Tim can keep a crowd interested for three full hours. He's knowledgeable, dynamic and fun. He can answer almost any (relevant) question you put to him. It was a fascinating workshop and they're going to have another one August 20th (keep your eyes on Pasadena In Focus). And watch PWP's website August first for information about financial incentives for killing your grass.

But I'll never make it by August first. I'm beginning to think I won't make it at all. Yes, I want to kill my grass--which is not grass, but weeds--but once I do that I have to remove the dead stuff, and once I do that I can't just leave the dirt, I have to plant something, or put in a hardscape or a pergola or something, and it's a big yard, and all that takes planning and effort and labor and moneymoneymoney and I'm just overwhelmed. I have no idea where to start.

I want someone else to do it.

Monday, April 4, 2011

Zen Monday: #140


It's Zen Monday, the day you experience the photo and share in the comments what you've learned.

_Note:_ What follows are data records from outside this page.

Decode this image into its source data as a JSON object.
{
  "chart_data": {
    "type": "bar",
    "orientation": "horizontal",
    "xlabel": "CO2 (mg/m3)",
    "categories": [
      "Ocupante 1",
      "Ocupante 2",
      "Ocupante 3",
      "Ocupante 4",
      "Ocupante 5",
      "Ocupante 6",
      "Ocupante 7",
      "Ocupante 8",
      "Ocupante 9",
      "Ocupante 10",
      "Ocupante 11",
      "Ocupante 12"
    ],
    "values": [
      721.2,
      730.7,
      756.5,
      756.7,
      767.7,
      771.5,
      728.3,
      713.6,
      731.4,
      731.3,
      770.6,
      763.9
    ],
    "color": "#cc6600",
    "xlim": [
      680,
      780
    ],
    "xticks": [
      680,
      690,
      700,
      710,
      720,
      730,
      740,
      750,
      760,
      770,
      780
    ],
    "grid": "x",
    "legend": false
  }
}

Your first Zen Monday? Tell us what comes to mind--what the photo makes you think of or how it makes you feel. There's no right or wrong, no secret, no prize. Just have fun.

Mondays are your turn. I enjoy Mondays very much.

Sunday, April 3, 2011

Castaways

Yesterday, my friend of 23 years took me out for a belated birthday lunch at the Castaway in Burbank. This is a place where you go for the views.

The view here is to the southwest overlooking Burbank, Forest Lawn and Griffith Park (the hills in the distance). At night it's all lit up (not the hills) and if you look more west than south you can pick out Disney, Warner Brothers and Universal studios. The 101 freeway is easy to spot, flowing like red and white water.

But you'll have to imagine all that. Our two-day heat wave is over and yesterday was cool and misty. The hills were like description in a story--not central to the action but complimentary, a setting or a mood. If it's true, as the Irish author Anne Enright says, that "all description is an opinion about the world," then yesterday those hills looked like they hadn't changed in 23 years, except after all this time they're even more green.